Preventive community healthcare ignored, curative healthcare with private hospitals were promoted as indispensable after 1978 when President Jayewardene opened our economy for global trade. This expansion that required mega investments for modern medical infrastructure, was beyond the capacity of the State. Private investments were therefore allowed with State concessions and benefits in taxes and custom duties for a new non-State hospital sector. Private hospitals needed medical doctors, specialists and medical technicians to provide curative services but no Government staff was ready to leave Government service. They didn’t have to. 

In 1978, Government had allowed private practise for Government medical doctors and specialists who took to part-time service in private hospitals. It is estimated at present over 1,500 medical doctors work part-time in private hospitals. The GMOA has been asking for annual leave to work in private hospitals. It is often said, even at present Government doctors work in private hospitals when they have to be on duty in Government hospitals. With no official attendance registry for Government medical doctors, and with no proper and effective regulatory work, there is no hassle for them to work where they want to. 

A research paper published by the IPS-SL says, “The involvement of government doctors working in private sector hospitals blurs the distinction between the public and the private sector since the same individuals operate in both. There are various problems associated with this form of dual practise.” (Private Hospital Healthcare Delivery in Sri Lanka – G.D. Dayaratne – June 2013: p/10)

There are numerous complaints in the private healthcare sector, including even large private hospitals in Colombo. Over-billing, exorbitant pricing of facilities and services, unnecessary scanning and laboratory tests, medical negligence and faulty surgeries are among the more common complaints referred to in the IPS Research Paper quoted above. It says, “In many hospitals, doctors are under pressure to see that the beds are occupied all the time and the equipment utilised fully. Many hospitals have fixed the minimum amount of business a physician or surgeon has to bring over a certain period, to qualify for performance based ex-gratia payments.” (p/23) 

Fact is, the regulatory mechanism the “Private Health Services Regulatory Council” (PHSRC) that was established under the “Private Hospital Regulatory Act No. 21 of 2006” to regulate and monitor the private healthcare sector, has never been an effective tool. Made up of medical professionals, it was not going to monitor and regulate its own professionals who were making big money in the private sector. Their official website has no Sinhala and Tamil language pages, and the website has no details of an Information Officer (IO) and a Designated Officer (DO) appointed, almost eight years after the RTI Act was made effective. Necessary information is scarce in their official website.

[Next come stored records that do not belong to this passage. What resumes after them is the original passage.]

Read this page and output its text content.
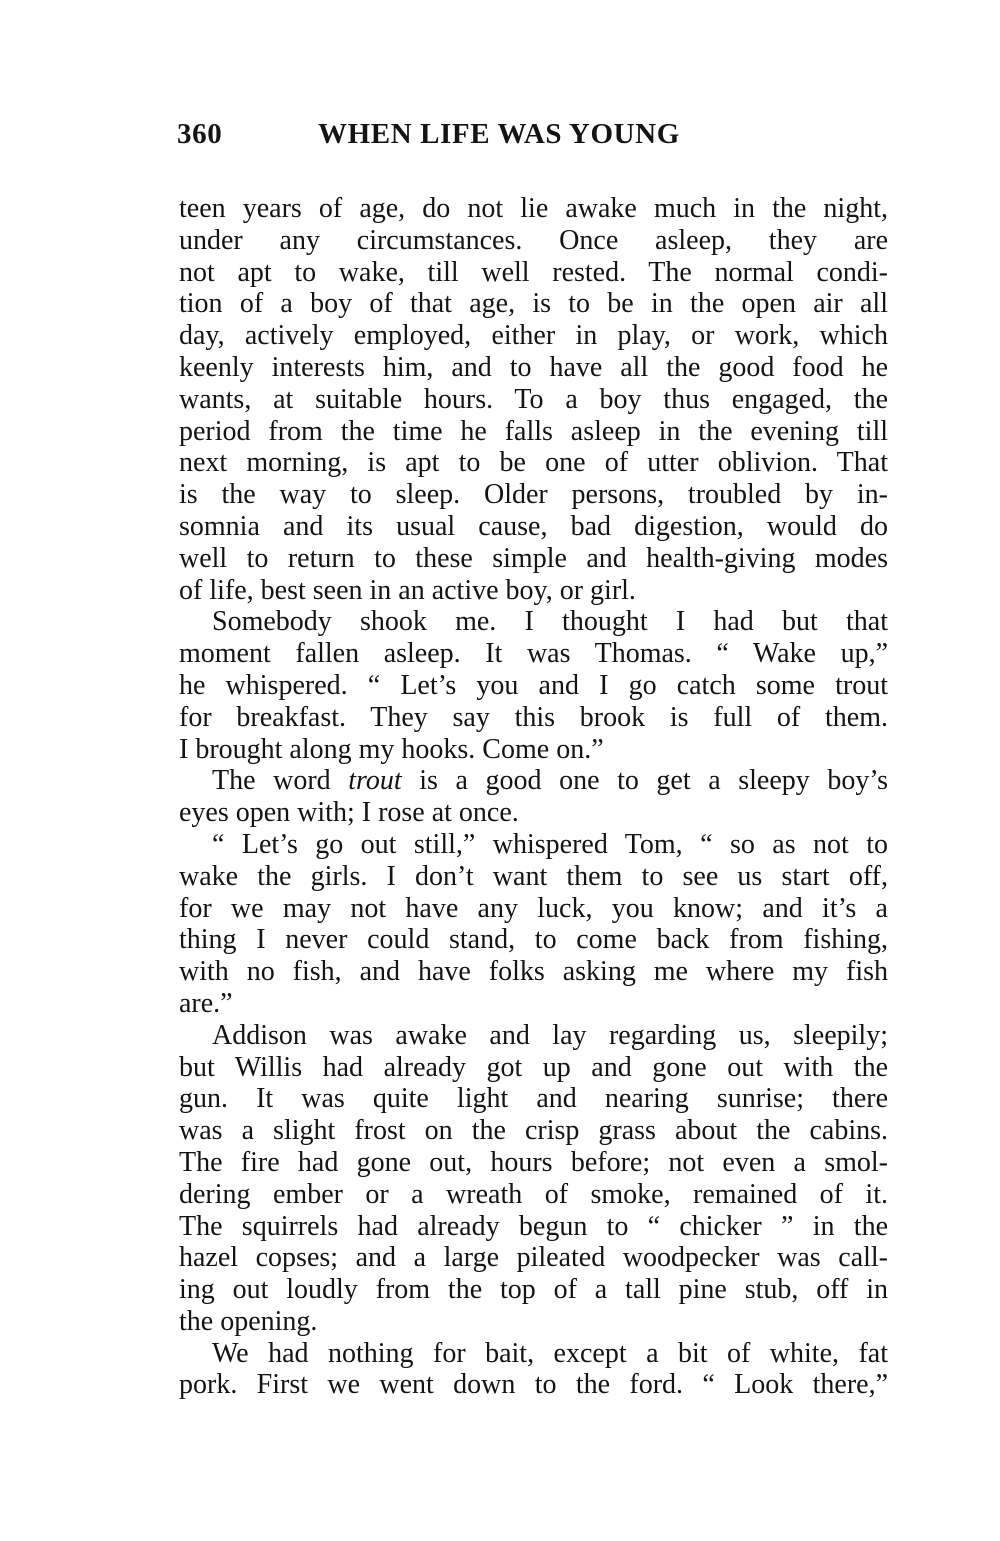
360	WHEN LIFE WAS YOUNG
teen years of age, do not lie awake much in the night,
under any circumstances. Once asleep, they are
not apt to wake, till well rested. The normal condi-
tion of a boy of that age, is to be in the open air all
day, actively employed, either in play, or work, which
keenly interests him, and to have all the good food he
wants, at suitable hours. To a boy thus engaged, the
period from the time he falls asleep in the evening till
next morning, is apt to be one of utter oblivion. That
is the way to sleep. Older persons, troubled by in-
somnia and its usual cause, bad digestion, would do
well to return to these simple and health-giving modes
of life, best seen in an active boy, or girl.
Somebody shook me. I thought I had but that
moment fallen asleep. It was Thomas. “ Wake up,”
he whispered. “ Let’s you and I go catch some trout
for breakfast. They say this brook is full of them.
I brought along my hooks. Come on.”
The word trout is a good one to get a sleepy boy’s
eyes open with; I rose at once.
“ Let’s go out still,” whispered Tom, “ so as not to
wake the girls. I don’t want them to see us start off,
for we may not have any luck, you know; and it’s a
thing I never could stand, to come back from fishing,
with no fish, and have folks asking me where my fish
are.”
Addison was awake and lay regarding us, sleepily;
but Willis had already got up and gone out with the
gun. It was quite light and nearing sunrise; there
was a slight frost on the crisp grass about the cabins.
The fire had gone out, hours before; not even a smol-
dering ember or a wreath of smoke, remained of it.
The squirrels had already begun to “ chicker ” in the
hazel copses; and a large pileated woodpecker was call-
ing out loudly from the top of a tall pine stub, off in
the opening.
We had nothing for bait, except a bit of white, fat
pork. First we went down to the ford. “ Look there,”
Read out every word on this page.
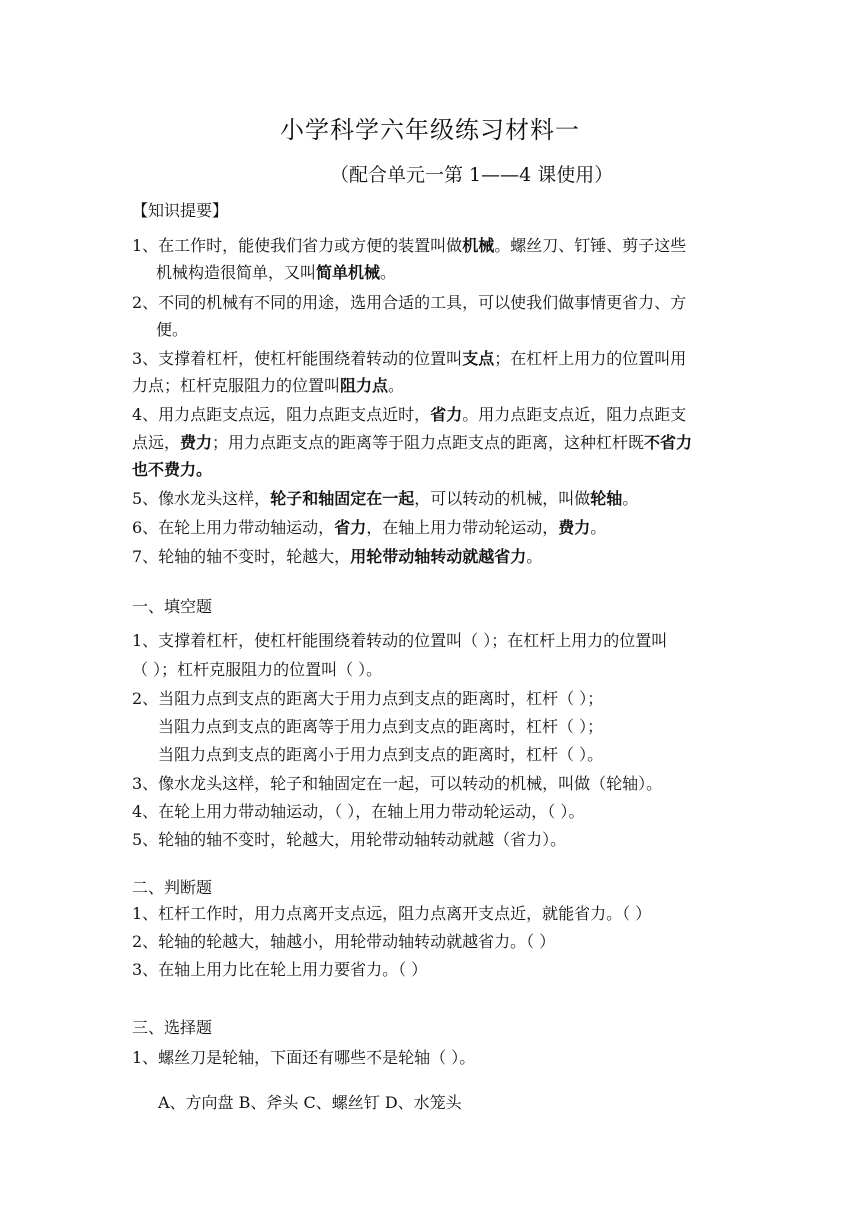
小学科学六年级练习材料一
（配合单元一第 1——4 课使用）
【知识提要】
1、在工作时，能使我们省力或方便的装置叫做机械。螺丝刀、钉锤、剪子这些
机械构造很简单，又叫简单机械。
2、不同的机械有不同的用途，选用合适的工具，可以使我们做事情更省力、方
便。
3、支撑着杠杆，使杠杆能围绕着转动的位置叫支点；在杠杆上用力的位置叫用
力点；杠杆克服阻力的位置叫阻力点。
4、用力点距支点远，阻力点距支点近时，省力。用力点距支点近，阻力点距支
点远，费力；用力点距支点的距离等于阻力点距支点的距离，这种杠杆既不省力
也不费力。
5、像水龙头这样，轮子和轴固定在一起，可以转动的机械，叫做轮轴。
6、在轮上用力带动轴运动，省力，在轴上用力带动轮运动，费力。
7、轮轴的轴不变时，轮越大，用轮带动轴转动就越省力。
一、填空题
1、支撑着杠杆，使杠杆能围绕着转动的位置叫（ ）；在杠杆上用力的位置叫
（ ）；杠杆克服阻力的位置叫（ ）。
2、当阻力点到支点的距离大于用力点到支点的距离时，杠杆（ ）；
当阻力点到支点的距离等于用力点到支点的距离时，杠杆（ ）；
当阻力点到支点的距离小于用力点到支点的距离时，杠杆（ ）。
3、像水龙头这样，轮子和轴固定在一起，可以转动的机械，叫做（轮轴）。
4、在轮上用力带动轴运动，（ ），在轴上用力带动轮运动，（ ）。
5、轮轴的轴不变时，轮越大，用轮带动轴转动就越（省力）。
二、判断题
1、杠杆工作时，用力点离开支点远，阻力点离开支点近，就能省力。（ ）
2、轮轴的轮越大，轴越小，用轮带动轴转动就越省力。（ ）
3、在轴上用力比在轮上用力要省力。（ ）
三、选择题
1、螺丝刀是轮轴，下面还有哪些不是轮轴（ ）。
A、方向盘 B、斧头 C、螺丝钉 D、水笼头
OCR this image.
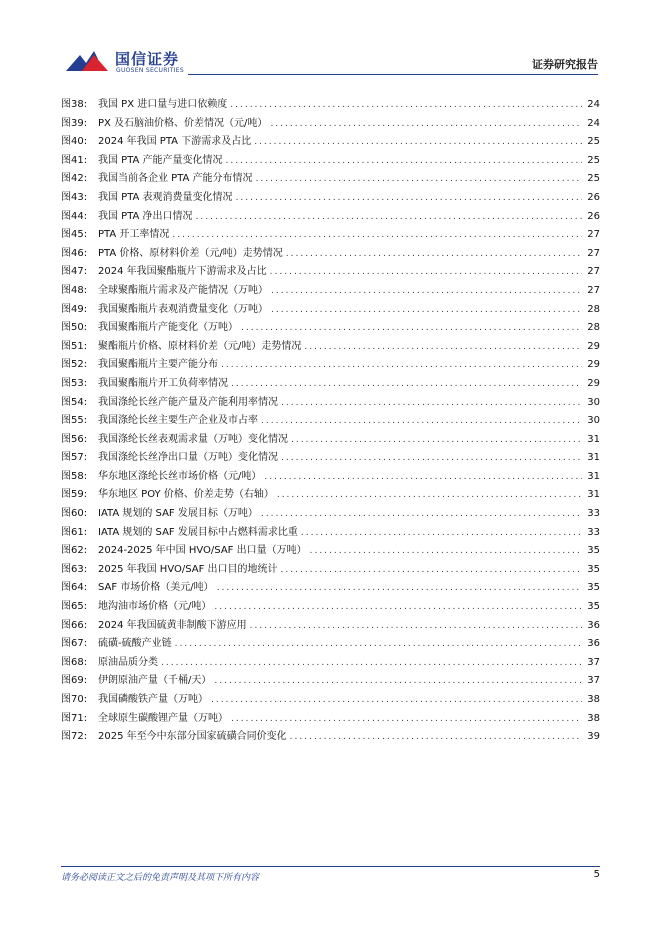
国信证券
GUOSEN SECURITIES	证券研究报告
图38:	我国 PX 进口量与进口依赖度 .....	24
图39:	PX 及石脑油价格、价差情况（元/吨） .....	24
图40:	2024 年我国 PTA 下游需求及占比 .....	25
图41:	我国 PTA 产能产量变化情况 .....	25
图42:	我国当前各企业 PTA 产能分布情况 .....	25
图43:	我国 PTA 表观消费量变化情况 .....	26
图44:	我国 PTA 净出口情况 .....	26
图45:	PTA 开工率情况 .....	27
图46:	PTA 价格、原材料价差（元/吨）走势情况 .....	27
图47:	2024 年我国聚酯瓶片下游需求及占比 .....	27
图48:	全球聚酯瓶片需求及产能情况（万吨） .....	27
图49:	我国聚酯瓶片表观消费量变化（万吨） .....	28
图50:	我国聚酯瓶片产能变化（万吨） .....	28
图51:	聚酯瓶片价格、原材料价差（元/吨）走势情况 .....	29
图52:	我国聚酯瓶片主要产能分布 .....	29
图53:	我国聚酯瓶片开工负荷率情况 .....	29
图54:	我国涤纶长丝产能产量及产能利用率情况 .....	30
图55:	我国涤纶长丝主要生产企业及市占率 .....	30
图56:	我国涤纶长丝表观需求量（万吨）变化情况 .....	31
图57:	我国涤纶长丝净出口量（万吨）变化情况 .....	31
图58:	华东地区涤纶长丝市场价格（元/吨） .....	31
图59:	华东地区 POY 价格、价差走势（右轴） .....	31
图60:	IATA 规划的 SAF 发展目标（万吨） .....	33
图61:	IATA 规划的 SAF 发展目标中占燃料需求比重 .....	33
图62:	2024-2025 年中国 HVO/SAF 出口量（万吨） .....	35
图63:	2025 年我国 HVO/SAF 出口目的地统计 .....	35
图64:	SAF 市场价格（美元/吨） .....	35
图65:	地沟油市场价格（元/吨） .....	35
图66:	2024 年我国硫黄非制酸下游应用 .....	36
图67:	硫磺-硫酸产业链 .....	36
图68:	原油品质分类 .....	37
图69:	伊朗原油产量（千桶/天） .....	37
图70:	我国磷酸铁产量（万吨） .....	38
图71:	全球原生碳酸锂产量（万吨） .....	38
图72:	2025 年至今中东部分国家硫磺合同价变化 .....	39
请务必阅读正文之后的免责声明及其项下所有内容	5
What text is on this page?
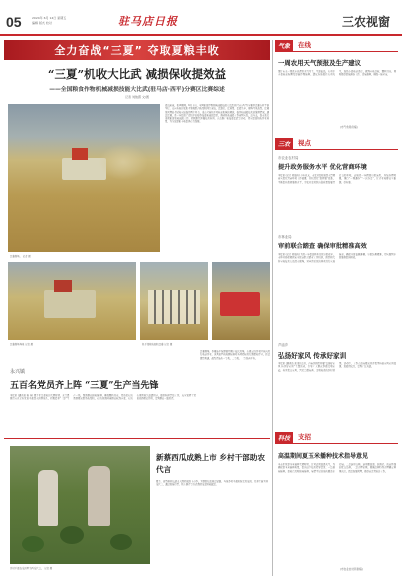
05	2024年 6月 14日 星期五
编辑 版式 校对	驻马店日报	三农视窗
全力奋战“三夏” 夺取夏粮丰收
“三夏”机收大比武 减损保收提效益
——全国粮食作物机械减损技能大比武(驻马店·西平)分赛区比赛综述
记者 刘俊霞 文/图
比赛现场。 记者 摄
麦浪滚滚，机声隆隆。6月上旬，全国粮食作物机械减损技能大比武(驻马店·西平)分赛区比赛在西平县举行。来自各地的农机手驾驶联合收割机同台竞技，比速度、比质量、比损失率，现场气氛热烈。比赛设置理论考试和实际操作两个环节，重点考核机手对收获机械的调试、操作和减损技术的掌握情况。通过比赛，进一步提高了农机手的操作技能和减损意识，推动机收减损工作落到实处。近年来，我市高度重视粮食机收减损工作，积极组织开展技术培训、示范推广和技能比武等活动，切实提高机收作业质量，为夺取夏粮丰收提供有力保障。
比赛现场场景 记者 摄	机手驾驶收割机比赛 记者 摄
比赛现场，参赛选手按照抽签顺序依次进场，在规定的作业区域内进行收获作业。裁判员严格按照标准对各项指标进行测量和评分。经过激烈角逐，最终评选出一等奖、二等奖、三等奖若干名。
永兴镇
五百名党员齐上阵 “三夏”生产当先锋
本报讯 (通讯员 陈 佳) 眼下正是麦收的关键时期，永兴镇组织五百余名党员干部深入田间地头，积极投身“三夏”生产一线，帮助群众抢收抢种，确保颗粒归仓。党员们有的帮助群众联系收割机，有的协助困难群众收割小麦，有的在田间地头巡逻值守，做好秸秆禁烧工作，充分发挥了党员先锋模范作用，受到群众一致好评。
乡村干部在瓜田里为西瓜代言。 记者 摄
新蔡西瓜成熟上市 乡村干部助农代言
眼下，新蔡县西瓜迎来大面积成熟上市季。为帮助瓜农拓宽销路，当地乡村干部纷纷走进瓜田，化身主播为西瓜代言，通过直播带货、线上推介等方式帮助瓜农增收致富。
气象	在线
一周农用天气预报及生产建议
预计未来一周我市以晴好天气为主，气温偏高，有利于小麦收获晾晒及夏播作物播种。建议各地抓住有利天气，加快小麦收获进度，做到应收尽收、颗粒归仓。同时做好夏播准备工作，适墒抢种，确保一播全苗。
(市气象局供稿)
三农	视点
市农业农村局
提升政务服务水平 优化营商环境
本报讯 (记者 刘俊霞) 今年以来，市农业农村局深入贯彻落实优化营商环境工作部署，持续深化“放管服”改革，不断提升政务服务水平，为农业农村经济高质量发展营造良好环境。该局进一步精简审批流程，压缩办理时限，推行“一网通办”“一次办妥”，让企业和群众少跑腿、好办事。
市林业局
审前联合踏查 确保审批精准高效
本报讯 (记者 刘俊霞) 为进一步提高林木采伐审批效率，市林业局积极探索审批前联合踏查工作机制，组织相关科室和技术人员深入现场，对申请采伐的林木进行实地核查，确保审批依据准确、审批结果精准，切实做到审批服务提质增效。
芦庙乡
弘扬好家风 传承好家训
本报讯 (通讯员 张 丽) 近日，芦庙乡组织开展“弘扬好家风 传承好家训”主题活动，引导广大群众争做文明家庭、传承优良家风，营造崇德向善、文明和谐的乡村氛围。活动中，工作人员向群众宣讲优秀传统家风家训故事，发放倡议书，受到广泛欢迎。
科技	支招
高温期间夏玉米播种技术指导意见
当前正值夏玉米播种关键时期，针对近期高温天气，为确保夏玉米播种质量，提出以下技术指导意见：一是抢墒播种。麦收后及时抢墒播种，墒情不足的地块要浇水造墒。二是选用良种。选用耐高温、抗倒伏、抗病性强的优良品种。三是合理密植。根据品种特性合理确定种植密度。四是加强管理，做好病虫害防治工作。
(市农业农村局供稿)
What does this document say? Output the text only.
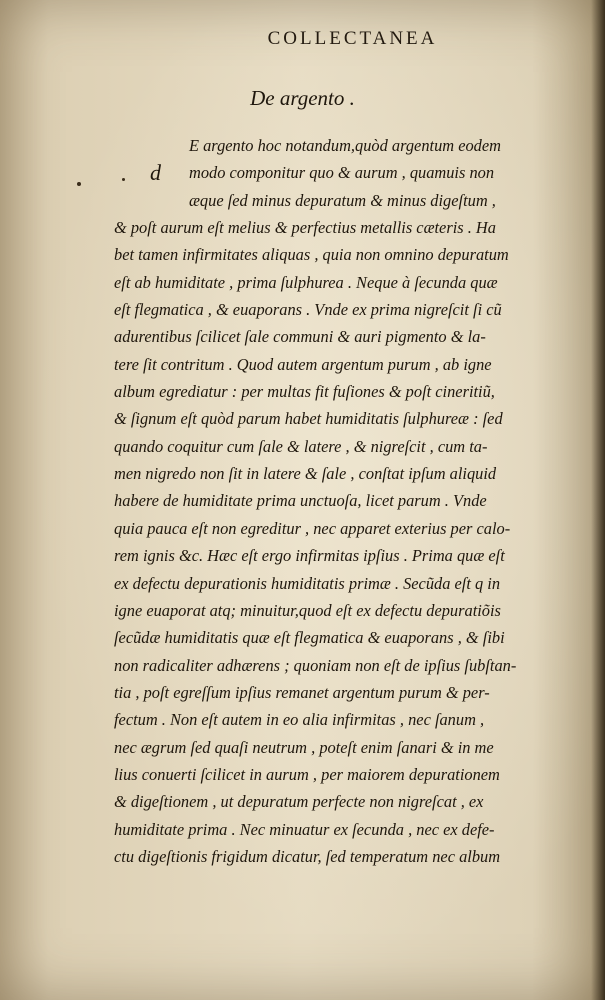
COLLECTANEA
De argento .
d
E argento hoc notandum,quòd argentum eodem
modo componitur quo & aurum , quamuis non
æque ſed minus depuratum & minus digeſtum ,
& poſt aurum eſt melius & perfectius metallis cæteris . Ha
bet tamen infirmitates aliquas , quia non omnino depuratum
eſt ab humiditate , prima ſulphurea . Neque à ſecunda quæ
eſt flegmatica , & euaporans . Vnde ex prima nigreſcit ſi cũ
adurentibus ſcilicet ſale communi & auri pigmento & la-
tere ſit contritum . Quod autem argentum purum , ab igne
album egrediatur : per multas fit fuſiones & poſt cineritiũ,
& ſignum eſt quòd parum habet humiditatis ſulphureæ : ſed
quando coquitur cum ſale & latere , & nigreſcit , cum ta-
men nigredo non ſit in latere & ſale , conſtat ipſum aliquid
habere de humiditate prima unctuoſa, licet parum . Vnde
quia pauca eſt non egreditur , nec apparet exterius per calo-
rem ignis &c. Hæc eſt ergo infirmitas ipſius . Prima quæ eſt
ex defectu depurationis humiditatis primæ . Secũda eſt q in
igne euaporat atq; minuitur,quod eſt ex defectu depuratiõis
ſecũdæ humiditatis quæ eſt flegmatica & euaporans , & ſibi
non radicaliter adhærens ; quoniam non eſt de ipſius ſubſtan-
tia , poſt egreſſum ipſius remanet argentum purum & per-
fectum . Non eſt autem in eo alia infirmitas , nec ſanum ,
nec ægrum ſed quaſi neutrum , poteſt enim ſanari & in me
lius conuerti ſcilicet in aurum , per maiorem depurationem
& digeſtionem , ut depuratum perfecte non nigreſcat , ex
humiditate prima . Nec minuatur ex ſecunda , nec ex defe-
ctu digeſtionis frigidum dicatur, ſed temperatum nec album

It is in such unplanned, unregulated, inefficient and corrupt context, approval had been given to the NSBM to establish a medical faculty. There is certainly no serious assessment of the prevailing curative healthcare system that provides for another medical faculty. Do we need to keep producing medical doctors to this large State patronised curative healthcare service? Perhaps a depleting, inefficient curative healthcare service requires more and more medical doctors, whatever their professional quality is. 

Serious decline in quality standards in both public and private curative healthcare is common experience in SL. Even the quality of medical professionals has eroded as exhibited by the GMOA in how and what they demand for themselves. Nowhere in the world do employees claim overtime payment on private notes kept in their personal diaries other than in Sri Lanka where medical doctors do not sign an attendance registry at the hospital. What we therefore need immediately is measures to regulate both public and private curative healthcare services including hospitals and medical laboratories. That within a new policy decision to provide preventive community healthcare more emphasis and stress to lessen the burden on hospitals. It is within such policy making we would have to decide on medical resources including hospital staff and medical doctors. It is definitely not about free education and medical faculties.